George Eliot: Middlemarch

BOOK VII. TWO TEMPTATIONS.
70. CHAPTER LXX. (continued)

Early in the morning--about six--Mr. Bulstrode rose and spent some time in prayer. Does any one suppose that private prayer is necessarily candid--necessarily goes to the roots of action? Private prayer is inaudible speech, and speech is representative: who can represent himself just as he is, even in his own reflections? Bulstrode had not yet unravelled in his thought the confused promptings of the last four-and-twenty hours.

He listened in the passage, and could hear hard stertorous breathing. Then he walked out in the garden, and looked at the early rime on the grass and fresh spring leaves. When he re-entered the house, he felt startled at the sight of Mrs. Abel.

"How is your patient--asleep, I think?" he said, with an attempt at cheerfulness in his tone.

"He's gone very deep, sir," said Mrs. Abel. "He went off gradual between three and four o'clock. Would you please to go and look at him? I thought it no harm to leave him. My man's gone afield, and the little girl's seeing to the kettles."

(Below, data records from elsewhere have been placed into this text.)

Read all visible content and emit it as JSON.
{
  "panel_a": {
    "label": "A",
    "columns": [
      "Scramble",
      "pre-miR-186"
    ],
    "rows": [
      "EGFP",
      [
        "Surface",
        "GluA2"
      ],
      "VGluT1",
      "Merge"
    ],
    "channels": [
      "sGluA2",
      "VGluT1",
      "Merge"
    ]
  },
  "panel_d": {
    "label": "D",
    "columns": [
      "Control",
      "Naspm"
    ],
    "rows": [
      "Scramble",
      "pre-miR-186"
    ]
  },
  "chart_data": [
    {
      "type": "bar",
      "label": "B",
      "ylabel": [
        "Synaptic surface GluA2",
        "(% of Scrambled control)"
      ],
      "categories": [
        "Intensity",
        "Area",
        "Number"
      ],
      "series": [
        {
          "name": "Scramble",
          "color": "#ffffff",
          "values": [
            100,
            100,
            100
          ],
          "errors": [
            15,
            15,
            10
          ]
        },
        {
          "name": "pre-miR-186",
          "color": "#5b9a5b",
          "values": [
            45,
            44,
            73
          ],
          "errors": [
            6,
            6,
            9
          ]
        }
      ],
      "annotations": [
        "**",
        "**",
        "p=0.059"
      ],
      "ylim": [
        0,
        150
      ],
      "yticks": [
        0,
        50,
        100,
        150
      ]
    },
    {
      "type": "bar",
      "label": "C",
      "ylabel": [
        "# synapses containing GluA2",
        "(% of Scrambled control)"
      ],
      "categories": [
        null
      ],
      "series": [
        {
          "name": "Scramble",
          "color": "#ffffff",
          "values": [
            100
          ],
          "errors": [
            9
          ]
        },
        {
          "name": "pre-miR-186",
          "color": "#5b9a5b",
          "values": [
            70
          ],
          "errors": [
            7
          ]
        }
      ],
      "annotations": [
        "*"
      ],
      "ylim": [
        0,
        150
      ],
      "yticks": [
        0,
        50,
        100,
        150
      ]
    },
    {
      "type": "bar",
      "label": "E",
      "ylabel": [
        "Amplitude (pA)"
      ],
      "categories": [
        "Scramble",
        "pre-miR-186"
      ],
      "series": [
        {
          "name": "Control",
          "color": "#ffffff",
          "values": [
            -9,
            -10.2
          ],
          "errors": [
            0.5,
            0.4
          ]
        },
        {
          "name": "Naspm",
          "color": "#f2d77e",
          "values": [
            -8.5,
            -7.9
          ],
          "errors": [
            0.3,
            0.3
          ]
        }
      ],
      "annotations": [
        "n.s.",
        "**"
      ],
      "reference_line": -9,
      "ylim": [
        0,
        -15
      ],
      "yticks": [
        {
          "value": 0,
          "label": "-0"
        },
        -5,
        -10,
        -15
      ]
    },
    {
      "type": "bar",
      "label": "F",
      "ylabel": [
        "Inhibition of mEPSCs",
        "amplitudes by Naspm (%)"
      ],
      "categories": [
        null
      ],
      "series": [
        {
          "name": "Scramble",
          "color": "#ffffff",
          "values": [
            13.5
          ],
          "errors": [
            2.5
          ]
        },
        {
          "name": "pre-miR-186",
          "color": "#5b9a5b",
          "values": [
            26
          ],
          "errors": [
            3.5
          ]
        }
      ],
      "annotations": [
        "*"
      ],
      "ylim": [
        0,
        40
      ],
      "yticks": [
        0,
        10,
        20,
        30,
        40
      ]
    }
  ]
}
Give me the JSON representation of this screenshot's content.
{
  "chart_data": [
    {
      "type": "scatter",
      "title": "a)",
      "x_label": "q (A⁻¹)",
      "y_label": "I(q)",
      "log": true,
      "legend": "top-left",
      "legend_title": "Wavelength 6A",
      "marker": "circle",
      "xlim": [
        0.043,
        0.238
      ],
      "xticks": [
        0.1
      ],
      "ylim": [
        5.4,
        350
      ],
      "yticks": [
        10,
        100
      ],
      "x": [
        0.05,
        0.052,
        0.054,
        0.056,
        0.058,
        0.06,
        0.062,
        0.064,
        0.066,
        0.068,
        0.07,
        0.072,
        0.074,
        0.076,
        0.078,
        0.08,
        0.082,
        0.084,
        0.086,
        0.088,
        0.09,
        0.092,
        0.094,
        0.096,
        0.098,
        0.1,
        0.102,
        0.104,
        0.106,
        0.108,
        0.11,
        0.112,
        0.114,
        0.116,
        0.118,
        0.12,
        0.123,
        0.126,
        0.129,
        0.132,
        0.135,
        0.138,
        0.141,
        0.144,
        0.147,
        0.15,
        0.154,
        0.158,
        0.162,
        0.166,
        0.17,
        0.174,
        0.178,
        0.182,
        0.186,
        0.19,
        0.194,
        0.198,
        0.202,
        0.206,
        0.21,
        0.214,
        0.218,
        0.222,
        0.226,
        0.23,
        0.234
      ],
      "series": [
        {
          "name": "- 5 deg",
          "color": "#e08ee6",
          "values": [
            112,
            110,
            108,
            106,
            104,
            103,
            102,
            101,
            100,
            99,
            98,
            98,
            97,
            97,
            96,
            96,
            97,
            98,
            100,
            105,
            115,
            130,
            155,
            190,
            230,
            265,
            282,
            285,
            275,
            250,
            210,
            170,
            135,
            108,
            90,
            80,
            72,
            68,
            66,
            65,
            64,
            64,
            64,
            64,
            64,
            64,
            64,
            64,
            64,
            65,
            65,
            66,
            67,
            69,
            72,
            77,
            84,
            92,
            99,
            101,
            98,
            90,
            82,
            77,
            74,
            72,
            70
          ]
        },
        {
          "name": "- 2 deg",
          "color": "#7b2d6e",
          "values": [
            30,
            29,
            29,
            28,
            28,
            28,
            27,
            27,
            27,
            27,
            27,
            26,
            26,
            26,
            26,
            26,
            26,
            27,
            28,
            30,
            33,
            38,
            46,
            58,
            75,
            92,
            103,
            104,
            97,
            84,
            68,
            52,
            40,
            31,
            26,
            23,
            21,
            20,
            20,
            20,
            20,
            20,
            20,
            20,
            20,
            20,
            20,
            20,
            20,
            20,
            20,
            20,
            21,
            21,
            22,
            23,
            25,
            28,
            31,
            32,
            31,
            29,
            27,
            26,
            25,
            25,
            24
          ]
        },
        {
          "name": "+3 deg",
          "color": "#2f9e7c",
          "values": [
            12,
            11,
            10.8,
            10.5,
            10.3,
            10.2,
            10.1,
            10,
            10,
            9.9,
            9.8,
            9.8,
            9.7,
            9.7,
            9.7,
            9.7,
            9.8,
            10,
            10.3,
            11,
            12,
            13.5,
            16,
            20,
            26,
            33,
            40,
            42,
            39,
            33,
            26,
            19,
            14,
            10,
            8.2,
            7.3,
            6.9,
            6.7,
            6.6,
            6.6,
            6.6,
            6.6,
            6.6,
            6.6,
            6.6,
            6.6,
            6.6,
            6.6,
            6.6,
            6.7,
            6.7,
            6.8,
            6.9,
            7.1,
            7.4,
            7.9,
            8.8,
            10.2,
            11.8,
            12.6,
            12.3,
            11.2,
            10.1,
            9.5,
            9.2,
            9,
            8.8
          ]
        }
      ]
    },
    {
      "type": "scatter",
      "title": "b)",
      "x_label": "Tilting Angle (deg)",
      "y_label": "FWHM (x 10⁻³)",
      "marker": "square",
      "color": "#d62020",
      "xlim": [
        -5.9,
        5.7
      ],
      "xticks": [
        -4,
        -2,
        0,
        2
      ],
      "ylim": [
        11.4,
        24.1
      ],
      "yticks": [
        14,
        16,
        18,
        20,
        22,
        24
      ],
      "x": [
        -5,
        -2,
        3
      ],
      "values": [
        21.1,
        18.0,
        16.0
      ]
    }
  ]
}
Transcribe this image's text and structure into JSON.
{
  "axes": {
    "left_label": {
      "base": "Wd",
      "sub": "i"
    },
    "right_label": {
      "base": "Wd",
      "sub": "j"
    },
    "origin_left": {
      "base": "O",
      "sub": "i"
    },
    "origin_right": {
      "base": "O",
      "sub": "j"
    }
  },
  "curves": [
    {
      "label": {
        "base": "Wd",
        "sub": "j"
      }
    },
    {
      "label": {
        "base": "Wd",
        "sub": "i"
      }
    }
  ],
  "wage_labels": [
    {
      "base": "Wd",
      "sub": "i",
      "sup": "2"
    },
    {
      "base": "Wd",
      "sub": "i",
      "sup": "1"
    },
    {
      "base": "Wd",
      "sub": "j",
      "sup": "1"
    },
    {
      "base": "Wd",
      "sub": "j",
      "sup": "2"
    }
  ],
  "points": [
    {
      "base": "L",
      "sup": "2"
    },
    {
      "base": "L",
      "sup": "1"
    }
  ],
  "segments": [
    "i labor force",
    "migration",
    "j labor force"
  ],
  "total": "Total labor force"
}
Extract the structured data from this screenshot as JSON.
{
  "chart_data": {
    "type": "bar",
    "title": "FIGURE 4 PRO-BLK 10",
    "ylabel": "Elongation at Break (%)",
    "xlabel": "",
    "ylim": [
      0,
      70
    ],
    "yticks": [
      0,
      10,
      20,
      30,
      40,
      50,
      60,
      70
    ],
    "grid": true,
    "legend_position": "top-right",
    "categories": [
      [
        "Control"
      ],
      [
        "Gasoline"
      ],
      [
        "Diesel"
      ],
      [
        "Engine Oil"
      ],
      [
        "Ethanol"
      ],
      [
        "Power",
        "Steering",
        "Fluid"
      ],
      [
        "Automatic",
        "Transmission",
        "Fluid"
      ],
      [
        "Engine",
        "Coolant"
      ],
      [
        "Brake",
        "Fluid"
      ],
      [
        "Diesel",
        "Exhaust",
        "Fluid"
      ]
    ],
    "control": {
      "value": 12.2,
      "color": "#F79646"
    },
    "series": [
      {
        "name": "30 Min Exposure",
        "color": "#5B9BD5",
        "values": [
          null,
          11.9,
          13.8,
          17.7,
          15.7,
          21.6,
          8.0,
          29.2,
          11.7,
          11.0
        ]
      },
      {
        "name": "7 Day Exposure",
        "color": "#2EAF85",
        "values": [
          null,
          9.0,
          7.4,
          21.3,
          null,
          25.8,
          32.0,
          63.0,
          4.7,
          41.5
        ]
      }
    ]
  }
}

Bulstrode went up. At a glance he knew that Raffles was not in the sleep which brings revival, but in the sleep which streams deeper and deeper into the gulf of death.

He looked round the room and saw a bottle with some brandy in it, and the almost empty opium phial. He put the phial out of sight, and carried the brandy-bottle down-stairs with him, locking it again in the wine-cooler.

While breakfasting he considered whether he should ride to Middlemarch at once, or wait for Lydgate's arrival. He decided to wait, and told Mrs. Abel that she might go about her work-- he could watch in the bed-chamber.